Governor Scott of Florida has decided to save taxpayers’ money by developing a way to ensure that people who study under state auspices in Florida do so in programs that will secure jobs. The way to do this, he says, is to stop training students to get degrees in subjects such as psychology and anthropology–especially anthropology, a subject I’ve taught at Rutgers for many years.
We never know with complete confidence what will work to support and dignify a society and how what we do now will affect the future. If the past is prologue, then studying anthropology can help build a thriving society. And studying behavior and how the brain responds to different stimuli is an important cog in the wheel of the social contract. Even so, a plague on both their houses – the anthropologist’s thatched one and the Governor’s marble one.
As for anthropology, the major culprit as the governor tells it, everyone knows that the anthropological profession is hardly without responsibility for what some non-authorities think of it. It has been moseying down a post-modern path and losing its traditional passionate quest for the story of human nature. To a degree beyond caricature, it has been burdened with leaders burning with the fever of political correctness.
Bitter struggles have erupted between anthropologists who essentially see their discipline as a kind of cultural-literary pursuit and others who insist it is part of natural science – after all, there is a real animal involved. And who is responsible for the study of the other primates? Aren’t those anthropologists who can’t read Foucault entitled to respectful and informed scrutiny? Major departments have split over this issue, which is irritating and tiresome. And anthropology has come to epitomize the bizarre even hilarious distinction universities make between natural and social science.
Social Behavior Is Not Natural?
Of course, decisions and judgments have to be made about public expenditure. There is a very broad national questioning about the role and value of higher education in general even among business and engineering graduates. For example, there has long been evidence that a significant number of STEM (science, technology and math) graduates end up not doing what they were trained for but rather work in sales, community relations, management and the like. Specific curricula are not necessarily essential to what students end up doing. But for the Governor to polish up his rearview mirror and decide that he can predict what jobs will need to be filled in the future is beyond risky – it’s a surefire business plan for training our young to craft buggy whips.
One can be as dyspeptic as any Governor who sees low-hanging budgetary fruit to snatch. But when confronted with the task of this article, we are obligated to ask, wouldn’t the disgraceful and stupid violation of American banking and civic responsibility have been ameliorated or entirely avoided if Angelo Mozillo of Countrywide and Killington of WAMU had studied some anthropology? A course or two might have clarified the links between immediate money gratification and the destruction of the seed corn, which early tribes knew they had to husband – their capital.
The Governor does make the excellent point that students should be made aware of the possible career implications of their courses of study, and there should not be an automatic assumption that putting in the academic time will yield cash enough to buy a used Ford Focus.
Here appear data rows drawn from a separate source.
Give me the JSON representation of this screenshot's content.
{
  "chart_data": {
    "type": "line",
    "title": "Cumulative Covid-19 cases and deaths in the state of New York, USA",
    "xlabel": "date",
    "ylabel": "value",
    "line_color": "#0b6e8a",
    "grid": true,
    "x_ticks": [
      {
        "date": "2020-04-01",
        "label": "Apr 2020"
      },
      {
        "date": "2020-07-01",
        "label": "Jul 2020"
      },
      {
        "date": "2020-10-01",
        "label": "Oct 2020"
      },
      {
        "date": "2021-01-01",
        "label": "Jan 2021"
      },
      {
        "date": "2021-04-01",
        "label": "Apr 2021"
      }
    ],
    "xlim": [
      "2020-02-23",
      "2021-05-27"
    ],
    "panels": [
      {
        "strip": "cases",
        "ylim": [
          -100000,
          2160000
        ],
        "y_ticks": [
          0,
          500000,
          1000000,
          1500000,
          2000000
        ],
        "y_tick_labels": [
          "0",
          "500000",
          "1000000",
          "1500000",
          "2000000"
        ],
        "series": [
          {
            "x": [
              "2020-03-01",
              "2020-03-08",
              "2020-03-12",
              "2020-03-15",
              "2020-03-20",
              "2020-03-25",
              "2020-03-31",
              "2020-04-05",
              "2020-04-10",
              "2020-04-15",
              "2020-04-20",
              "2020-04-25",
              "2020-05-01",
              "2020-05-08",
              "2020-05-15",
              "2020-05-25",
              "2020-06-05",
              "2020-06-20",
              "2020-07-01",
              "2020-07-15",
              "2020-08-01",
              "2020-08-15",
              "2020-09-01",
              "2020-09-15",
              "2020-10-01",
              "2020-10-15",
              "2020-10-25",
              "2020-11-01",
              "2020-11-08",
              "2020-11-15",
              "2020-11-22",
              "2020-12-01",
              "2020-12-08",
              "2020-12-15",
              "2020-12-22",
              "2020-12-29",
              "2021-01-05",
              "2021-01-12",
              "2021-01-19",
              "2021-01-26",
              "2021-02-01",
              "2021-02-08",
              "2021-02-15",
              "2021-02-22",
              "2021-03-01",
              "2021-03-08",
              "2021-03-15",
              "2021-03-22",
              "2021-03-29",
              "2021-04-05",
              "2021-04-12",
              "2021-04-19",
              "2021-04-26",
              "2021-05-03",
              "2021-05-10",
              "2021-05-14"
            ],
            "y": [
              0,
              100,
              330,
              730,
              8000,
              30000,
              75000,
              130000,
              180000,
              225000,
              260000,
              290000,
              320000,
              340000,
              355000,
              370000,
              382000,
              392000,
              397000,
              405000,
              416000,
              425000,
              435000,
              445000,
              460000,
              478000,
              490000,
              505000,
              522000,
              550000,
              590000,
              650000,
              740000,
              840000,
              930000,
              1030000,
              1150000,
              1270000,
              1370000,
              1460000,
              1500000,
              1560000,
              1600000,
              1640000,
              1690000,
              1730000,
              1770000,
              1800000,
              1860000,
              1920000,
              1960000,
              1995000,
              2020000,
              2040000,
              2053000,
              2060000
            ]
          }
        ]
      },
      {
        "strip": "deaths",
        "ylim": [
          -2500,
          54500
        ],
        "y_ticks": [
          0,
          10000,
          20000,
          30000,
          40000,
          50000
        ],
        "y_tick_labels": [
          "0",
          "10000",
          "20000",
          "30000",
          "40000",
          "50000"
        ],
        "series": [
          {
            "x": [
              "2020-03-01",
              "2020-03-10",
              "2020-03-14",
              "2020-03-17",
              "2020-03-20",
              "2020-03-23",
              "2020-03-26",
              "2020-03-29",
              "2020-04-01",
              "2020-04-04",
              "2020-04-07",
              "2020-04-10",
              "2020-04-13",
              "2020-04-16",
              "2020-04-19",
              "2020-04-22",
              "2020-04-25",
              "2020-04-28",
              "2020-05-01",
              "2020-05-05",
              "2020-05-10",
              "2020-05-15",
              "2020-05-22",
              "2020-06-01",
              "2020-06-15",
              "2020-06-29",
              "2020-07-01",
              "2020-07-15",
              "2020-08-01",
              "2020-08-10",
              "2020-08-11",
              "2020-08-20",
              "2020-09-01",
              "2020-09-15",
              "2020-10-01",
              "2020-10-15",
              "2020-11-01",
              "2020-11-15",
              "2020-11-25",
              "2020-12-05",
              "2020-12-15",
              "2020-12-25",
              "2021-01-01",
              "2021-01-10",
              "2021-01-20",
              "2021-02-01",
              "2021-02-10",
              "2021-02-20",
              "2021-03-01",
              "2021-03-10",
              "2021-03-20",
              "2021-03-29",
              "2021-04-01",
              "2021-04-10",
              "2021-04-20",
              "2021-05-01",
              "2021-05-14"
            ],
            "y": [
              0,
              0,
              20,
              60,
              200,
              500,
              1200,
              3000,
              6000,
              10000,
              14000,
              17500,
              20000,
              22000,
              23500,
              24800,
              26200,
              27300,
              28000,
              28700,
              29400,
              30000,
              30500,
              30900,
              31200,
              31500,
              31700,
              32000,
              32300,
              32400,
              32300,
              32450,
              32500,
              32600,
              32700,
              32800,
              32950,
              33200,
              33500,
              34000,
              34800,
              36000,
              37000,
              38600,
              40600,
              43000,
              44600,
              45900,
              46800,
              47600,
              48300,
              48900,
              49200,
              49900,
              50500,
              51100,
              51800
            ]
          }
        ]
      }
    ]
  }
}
But politicians should be wary about guiding the young into allegedly lucrative professions. Even MBA’s and lawyers are on the streets desperately hunting for jobs. So will Florida shutter its business and law schools?
Perhaps the Governor is driven to challenge degrees in anthropology because his daughter has one. But whatever her life is like and how intriguingly she makes use of what she learned at university, the fact is countless graduates of programs such as hers are employed in grown-up corporations, government, the military, and the like. The perspective they bring to bear is not necessarily directly money in the bank (though it is in marketing) but rather one which induces conservative caution about human actions, a caution which can protect capital by avoiding its unduly confident expenditure.
There is good reason to sympathize with politicians looking at university budgets and wondering which cuts to advocate. That’s their job. However, it is also the job of university leaders to know about their system even if they often do so with remarkable fuzziness. Policymakers may not be able to predict how English majors end up producing voice identification technology, or how anthropologists studying child abuse can relate such abuse to kinship patterns. Informing social workers and the criminal justice system about these patterns can avoid human pain and save taxpayer money. And certainly it is not unreasonable to ask why so many thousands of psychologists are graduating these days, flooding the market and keeping salaries low.
Oddly, perhaps the free market of ideas is working. Students need more information about the likely future benefits of what they study. Yet even now when such benefits are very poorly and cautiously made available to them, they nevertheless make judgments about their futures, however clumsily, and pick courses with some measure of good sense. They should be able to do so better and earlier. And so the Governor’s spotlight on the matter is useful.
And even in tourist-state Florida, hazy romantic tales of cultural history, for example, about very early dwellers along the coasts, may fascinate as many investors or depositors or visitors as the existing A-team of cardiologists and diet doctors. To say nothing of the neo-tribal theme-park spectacles which prosper in Orlando and generate plenty of revenue out of thin or thick human fantasy.